Arguments can be specified using Python type hints or int3.compilation.types types. Note that both the return type and argument type are specified in a sequence in the increment_number signature below, with the return type being the first positional argument. We can then access the argument from within the function definition:

>>> from int3 import Compiler
>>> cc = Compiler.from_host()
>>> with cc.def_func.increment_number(int, int):
...     cc.ret(cc.args[0] + 1)
>>> cc.func.increment_number.return_type == cc.types.inat
True

Note in the above example that the Python int type was promoted to our compiler’s native width.
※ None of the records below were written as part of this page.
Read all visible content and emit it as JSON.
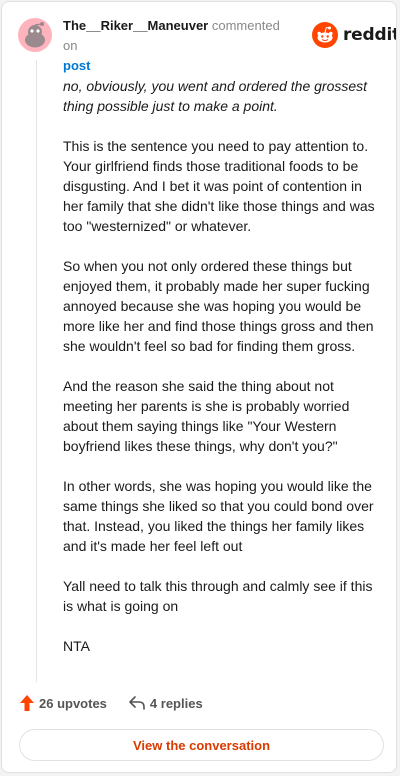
{
  "header": {
    "username": "The__Riker__Maneuver",
    "commented_on": "commented on",
    "post_link": "post",
    "brand": "reddit"
  },
  "comment": {
    "quote": "no, obviously, you went and ordered the grossest thing possible just to make a point.",
    "paragraphs": [
      "This is the sentence you need to pay attention to. Your girlfriend finds those traditional foods to be disgusting. And I bet it was point of contention in her family that she didn't like those things and was too \"westernized\" or whatever.",
      "So when you not only ordered these things but enjoyed them, it probably made her super fucking annoyed because she was hoping you would be more like her and find those things gross and then she wouldn't feel so bad for finding them gross.",
      "And the reason she said the thing about not meeting her parents is she is probably worried about them saying things like \"Your Western boyfriend likes these things, why don't you?\"",
      "In other words, she was hoping you would like the same things she liked so that you could bond over that. Instead, you liked the things her family likes and it's made her feel left out",
      "Yall need to talk this through and calmly see if this is what is going on",
      "NTA"
    ]
  },
  "actions": {
    "upvotes": "26 upvotes",
    "replies": "4 replies",
    "view_button": "View the conversation"
  },
  "icons": {
    "avatar": "snoo-avatar-icon",
    "logo": "reddit-logo-icon",
    "upvote": "upvote-arrow-icon",
    "reply": "reply-arrow-icon"
  },
  "colors": {
    "brand_orange": "#ff4500",
    "link_blue": "#0079d3",
    "button_text": "#d93a00",
    "avatar_bg": "#ffb3bd"
  }
}
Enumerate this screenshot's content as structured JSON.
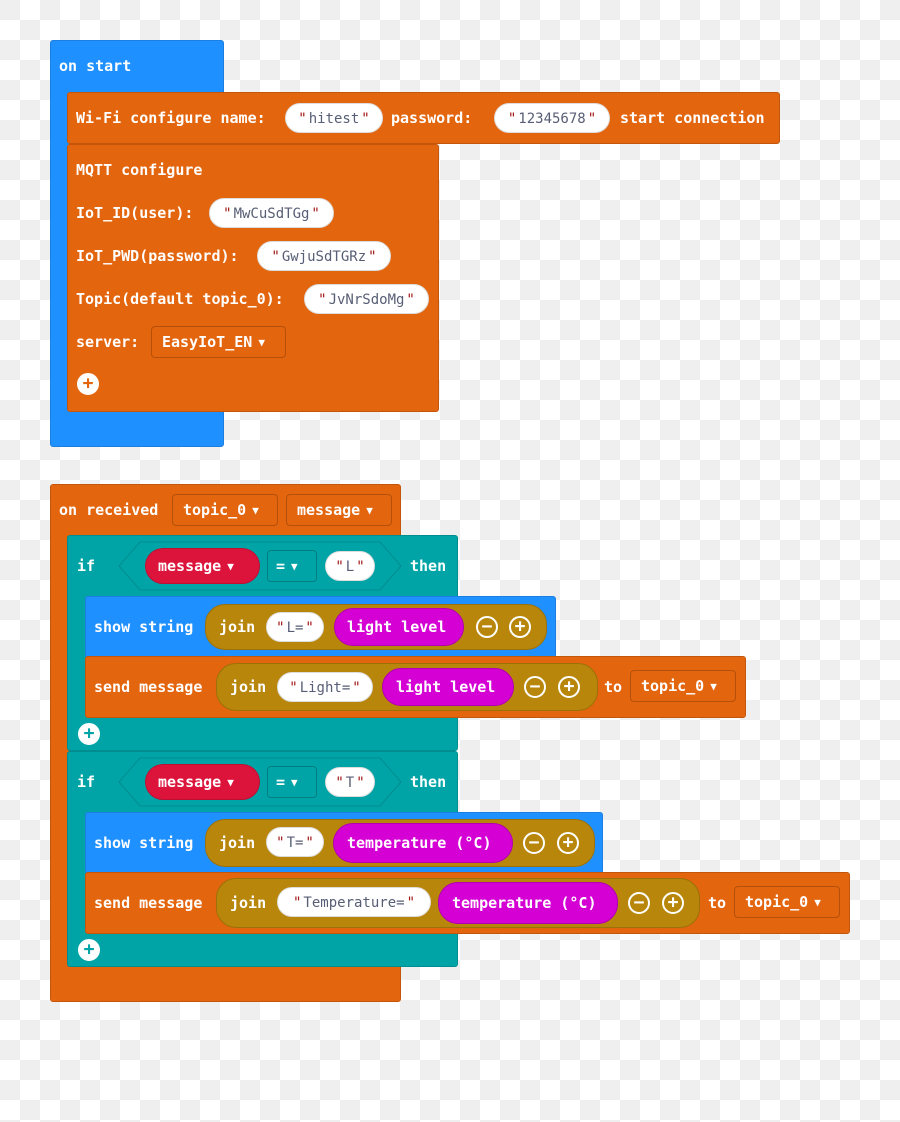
{
  "on_start": {
    "label": "on start",
    "wifi": {
      "label": "Wi-Fi configure name:",
      "name_value": "hitest",
      "password_label": "password:",
      "password_value": "12345678",
      "suffix": "start connection"
    },
    "mqtt": {
      "label": "MQTT configure",
      "iot_id_label": "IoT_ID(user):",
      "iot_id_value": "MwCuSdTGg",
      "iot_pwd_label": "IoT_PWD(password):",
      "iot_pwd_value": "GwjuSdTGRz",
      "topic_label": "Topic(default topic_0):",
      "topic_value": "JvNrSdoMg",
      "server_label": "server:",
      "server_value": "EasyIoT_EN",
      "add_icon": "plus-circle-icon"
    }
  },
  "on_received": {
    "label": "on received",
    "topic_dropdown": "topic_0",
    "message_dropdown": "message",
    "if_blocks": [
      {
        "if_label": "if",
        "var": "message",
        "op": "=",
        "value": "L",
        "then_label": "then",
        "show_string": {
          "label": "show string",
          "join": "join",
          "text": "L=",
          "sensor": "light level"
        },
        "send_message": {
          "label": "send message",
          "join": "join",
          "text": "Light=",
          "sensor": "light level",
          "to_label": "to",
          "topic": "topic_0"
        }
      },
      {
        "if_label": "if",
        "var": "message",
        "op": "=",
        "value": "T",
        "then_label": "then",
        "show_string": {
          "label": "show string",
          "join": "join",
          "text": "T=",
          "sensor": "temperature (°C)"
        },
        "send_message": {
          "label": "send message",
          "join": "join",
          "text": "Temperature=",
          "sensor": "temperature (°C)",
          "to_label": "to",
          "topic": "topic_0"
        }
      }
    ]
  },
  "colors": {
    "events_blue": "#1e90ff",
    "iot_orange": "#e3650e",
    "logic_teal": "#00a4a6",
    "text_gold": "#b8860b",
    "input_magenta": "#d400d4",
    "variable_red": "#dc143c"
  }
}
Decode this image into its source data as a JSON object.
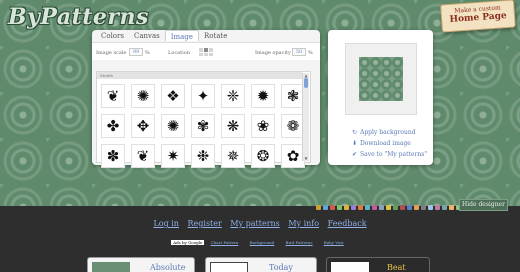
{
  "site": {
    "logo": "ByPatterns"
  },
  "promo": {
    "line1": "Make a custom",
    "line2": "Home Page"
  },
  "editor": {
    "tabs": [
      {
        "label": "Colors"
      },
      {
        "label": "Canvas"
      },
      {
        "label": "Image"
      },
      {
        "label": "Rotate"
      }
    ],
    "active_tab": "Image",
    "image_scale_label": "Image scale",
    "image_scale_value": "99",
    "image_scale_unit": "%",
    "location_label": "Location",
    "image_opacity_label": "Image opacity",
    "image_opacity_value": "50",
    "image_opacity_unit": "%",
    "motifs_header": "Motifs",
    "motifs": [
      "❦",
      "✺",
      "❖",
      "✦",
      "❈",
      "✹",
      "❃",
      "✤",
      "✥",
      "✺",
      "✾",
      "❋",
      "❀",
      "❁",
      "✽",
      "❦",
      "✷",
      "❉",
      "✵",
      "❂",
      "✿"
    ]
  },
  "preview": {
    "actions": [
      {
        "icon": "↻",
        "label": "Apply background"
      },
      {
        "icon": "⬇",
        "label": "Download image"
      },
      {
        "icon": "✔",
        "label": "Save to \"My patterns\""
      }
    ]
  },
  "toolbar": {
    "hide_label": "Hide designer",
    "icon_colors": [
      "#c9a13b",
      "#6aa0d8",
      "#d05a4b",
      "#7cc26e",
      "#e0b340",
      "#9b7fd1",
      "#e17b3a",
      "#5bb5c6",
      "#c45c9c",
      "#8aa2bd",
      "#d8c24a",
      "#6d9a5c",
      "#b05050",
      "#5a7ec0",
      "#e2a15a",
      "#7d7d7d",
      "#9fc5e8",
      "#c27ba0",
      "#76a5af",
      "#f6b26b",
      "#93c47d",
      "#8e7cc3",
      "#e06666"
    ]
  },
  "nav": {
    "links": [
      {
        "label": "Log in"
      },
      {
        "label": "Register"
      },
      {
        "label": "My patterns"
      },
      {
        "label": "My info"
      },
      {
        "label": "Feedback"
      }
    ]
  },
  "ads": {
    "label": "Ads by Google",
    "links": [
      {
        "label": "Chart Pattern"
      },
      {
        "label": "Background"
      },
      {
        "label": "Bird Patterns"
      },
      {
        "label": "Baby Vest"
      }
    ]
  },
  "cards": [
    {
      "title": "Absolute"
    },
    {
      "title": "Today"
    },
    {
      "title": "Beat them!"
    }
  ]
}
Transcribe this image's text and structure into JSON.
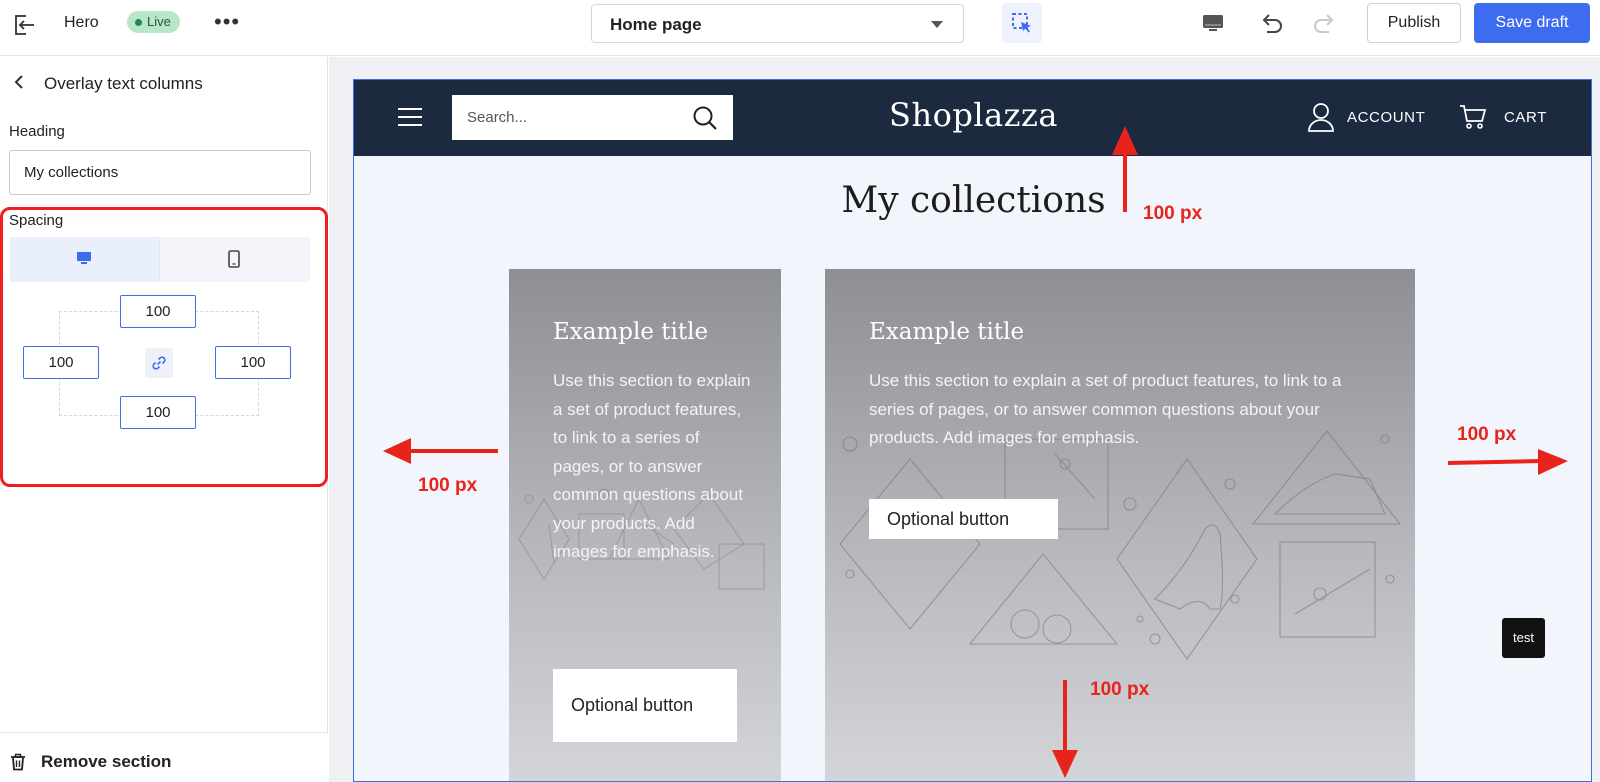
{
  "topbar": {
    "section_title": "Hero",
    "live_badge": "Live",
    "more": "•••",
    "page_select": "Home page",
    "publish": "Publish",
    "save_draft": "Save draft"
  },
  "sidebar": {
    "title": "Overlay text columns",
    "heading_label": "Heading",
    "heading_value": "My collections",
    "spacing_label": "Spacing",
    "spacing": {
      "top": "100",
      "left": "100",
      "right": "100",
      "bottom": "100"
    },
    "remove_section": "Remove section"
  },
  "store": {
    "search_placeholder": "Search...",
    "logo": "Shoplazza",
    "account": "ACCOUNT",
    "cart": "CART",
    "heading": "My collections"
  },
  "cards": [
    {
      "title": "Example title",
      "text": "Use this section to explain a set of product features, to link to a series of pages, or to answer common questions about your products. Add images for emphasis.",
      "button": "Optional button"
    },
    {
      "title": "Example title",
      "text": "Use this section to explain a set of product features, to link to a series of pages, or to answer common questions about your products. Add images for emphasis.",
      "button": "Optional button"
    }
  ],
  "badge": "test",
  "annotations": {
    "top": "100 px",
    "left": "100 px",
    "right": "100 px",
    "bottom": "100 px"
  },
  "colors": {
    "accent": "#3d6cf0",
    "header_bg": "#1c2a40",
    "annotation": "#e8231b",
    "live_bg": "#b8e6c8"
  }
}
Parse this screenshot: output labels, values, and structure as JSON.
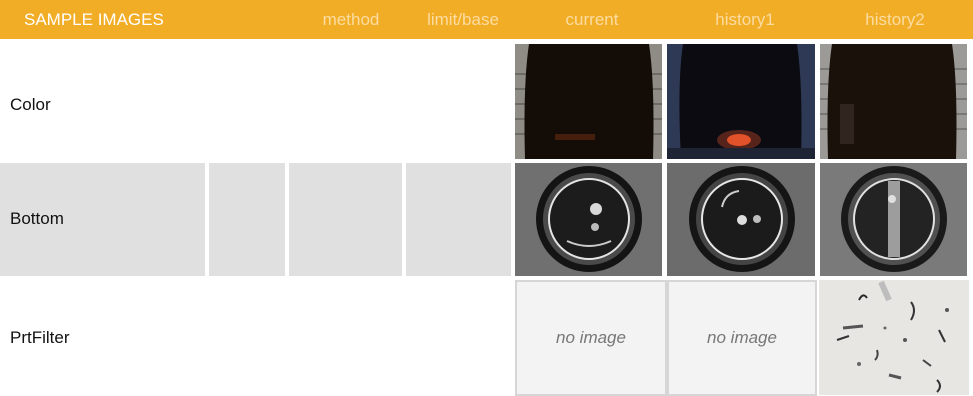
{
  "header": {
    "title": "SAMPLE IMAGES",
    "columns": [
      "method",
      "limit/base",
      "current",
      "history1",
      "history2"
    ]
  },
  "rows": [
    {
      "label": "Color"
    },
    {
      "label": "Bottom"
    },
    {
      "label": "PrtFilter"
    }
  ],
  "placeholders": {
    "no_image": "no image"
  },
  "colors": {
    "header_bg": "#f2ad27",
    "header_text": "#ffffff",
    "header_dim_text": "#fbdca1",
    "row_bg_grey": "#e0e0e0",
    "placeholder_bg": "#f3f3f3"
  }
}
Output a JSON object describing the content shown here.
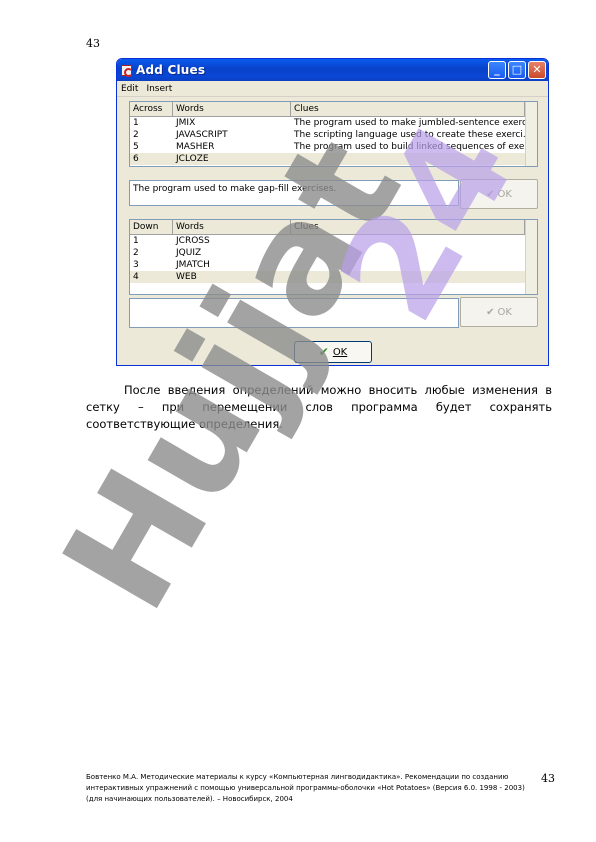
{
  "page": {
    "number_top": "43",
    "number_bottom": "43"
  },
  "dialog": {
    "title": "Add Clues",
    "menu": [
      "Edit",
      "Insert"
    ],
    "across": {
      "headers": [
        "Across",
        "Words",
        "Clues"
      ],
      "rows": [
        {
          "num": "1",
          "word": "JMIX",
          "clue": "The program used to make jumbled-sentence exerc..."
        },
        {
          "num": "2",
          "word": "JAVASCRIPT",
          "clue": "The scripting language used to create these exerci..."
        },
        {
          "num": "5",
          "word": "MASHER",
          "clue": "The program used to build linked sequences of exe..."
        },
        {
          "num": "6",
          "word": "JCLOZE",
          "clue": ""
        }
      ],
      "edit_value": "The program used to make gap-fill exercises.",
      "ok_label": "OK"
    },
    "down": {
      "headers": [
        "Down",
        "Words",
        "Clues"
      ],
      "rows": [
        {
          "num": "1",
          "word": "JCROSS",
          "clue": ""
        },
        {
          "num": "2",
          "word": "JQUIZ",
          "clue": ""
        },
        {
          "num": "3",
          "word": "JMATCH",
          "clue": ""
        },
        {
          "num": "4",
          "word": "WEB",
          "clue": ""
        }
      ],
      "edit_value": "",
      "ok_label": "OK"
    },
    "main_ok_label": "OK"
  },
  "paragraph": "После введения определений можно вносить любые изменения в сетку – при перемещении слов программа будет сохранять соответствующие определения.",
  "footer": "Бовтенко М.А. Методические материалы к курсу «Компьютерная лингводидактика». Рекомендации по созданию интерактивных упражнений с помощью универсальной программы-оболочки «Hot Potatoes» (Версия 6.0. 1998 - 2003) (для начинающих пользователей). – Новосибирск, 2004",
  "watermark": {
    "text": "Hujjat 24",
    "colors": {
      "left": "#8c8c8c",
      "right": "#b89ee8"
    }
  }
}
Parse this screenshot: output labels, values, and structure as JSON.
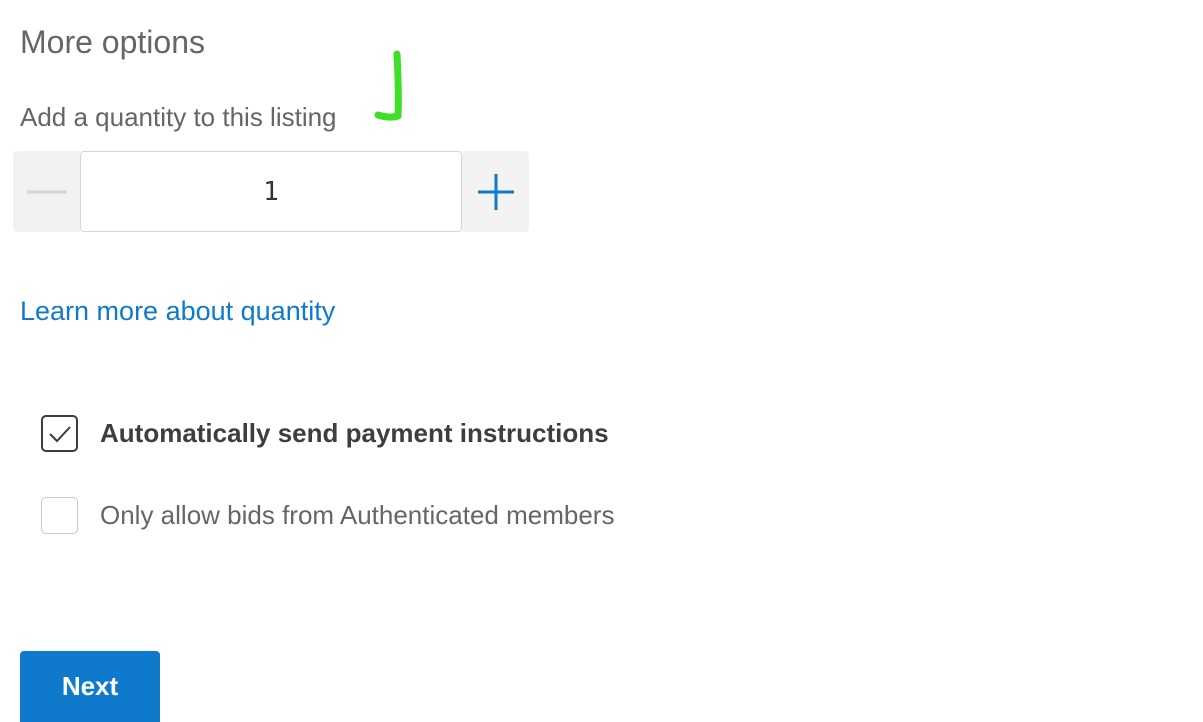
{
  "section": {
    "title": "More options"
  },
  "quantity": {
    "label": "Add a quantity to this listing",
    "value": "1",
    "decrement_icon": "minus-icon",
    "increment_icon": "plus-icon"
  },
  "learn_more": {
    "text": "Learn more about quantity"
  },
  "options": [
    {
      "label": "Automatically send payment instructions",
      "checked": true
    },
    {
      "label": "Only allow bids from Authenticated members",
      "checked": false
    }
  ],
  "next_button": {
    "label": "Next"
  },
  "colors": {
    "accent": "#0f7acb",
    "annotation": "#3de024",
    "text": "#65656a",
    "stepper_bg": "#f2f2f2"
  }
}
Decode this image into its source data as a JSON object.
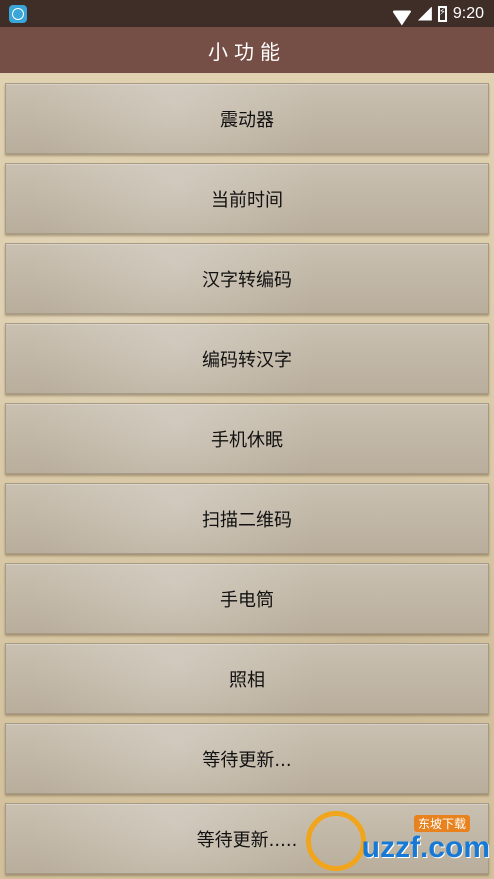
{
  "status_bar": {
    "time": "9:20"
  },
  "title_bar": {
    "title": "小功能"
  },
  "menu": {
    "items": [
      {
        "label": "震动器"
      },
      {
        "label": "当前时间"
      },
      {
        "label": "汉字转编码"
      },
      {
        "label": "编码转汉字"
      },
      {
        "label": "手机休眠"
      },
      {
        "label": "扫描二维码"
      },
      {
        "label": "手电筒"
      },
      {
        "label": "照相"
      },
      {
        "label": "等待更新..."
      },
      {
        "label": "等待更新....."
      }
    ]
  },
  "watermark": {
    "brand": "uzzf.com",
    "tag": "东坡下载"
  }
}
We can enforce a specific return type with:

>>> with cc.def_func.get_value(return_type=cc.types.i32):
...     cc.ret(cc.i32(42))
>>> cc.func.get_value.return_type == cc.types.i32
True

Calling functions

Calling an already-defined function can be performed by accessing the function by name off of our compiler’s call attributer:

>>> from int3 import Compiler
>>> cc = Compiler.from_str("linux/x86_64")
>>> with cc.def_func.helper(int):
...     cc.ret(cc.i(42))
>>> with cc.def_func.main():
...     result = cc.call.helper()
...     _ = cc.sys_exit(result)

Program entrypoint

By default, int3 programs use a function named main as their entrypoint. This function must take no arguments and have a void return type.

Alternatively, you can specify a custom entrypoint by setting the compiler’s entry attribute.

Conditional control flow

int3 supports conditional execution using if_else() blocks. Conditions are created using comparison operations that implicitly produce Predicate instances:

>>> from int3 import Compiler
>>> cc = Compiler.from_host()
>>> with cc.def_func.check_value(int):
...     x = cc.i(1)
...     with cc.if_else(x > 2) as (if_, else_):
...         with if_:
...             result = cc.i(1)
...         with else_:
...             result = cc.i(0)
...     cc.ret(result)

The astute reader will have noticed that the IntValue and IntConstant instances have overloaded most Python dunder methods for basic arithmetic operations.


Linux-specific interface

When targeting Linux platforms, int3 provides the LinuxCompiler class with convenience wrappers for various Linux syscalls. Using sys_write as an example:

>>> from int3 import Compiler
>>> cc = Compiler.from_str("linux/x86_64")
>>> with cc.def_func.main():
...     message = cc.b(b"hello\n")
...     bytes_written = cc.sys_write(fd=1, buf=message)
...     _ = cc.sys_exit(bytes_written)

For direct syscall access, you can use the generic syscall() method.


Anatomy of an int3-generated program

Functions

Each function in an int3 program becomes a separate code segment in the generated program. Functions are compiled to use the target platform’s calling convention and can call each other. Functions are treated as independent units of execution, whose main interface to the rest of the program is through the program’s symbol table. Consequently, each function is “cleaned” of bad bytes in isolation during the compilation process before being stitched back together.

Entry Stub

When you compile an int3 program using compile(), the generated machine code includes an entry stub that handles program initialization and calls your entrypoint function. This initialization involves

  • Running a program counter derivation stub so we can figure out where we’re running in memory

  • Setting up offsets in the per-program symbol table

  • Invoke the entrypoint function of the program

The program symbol table is passed as an implicit argument to each function call, with offsets into this symbol data being computed at compile time to enable simple runtime resolution of required addresses.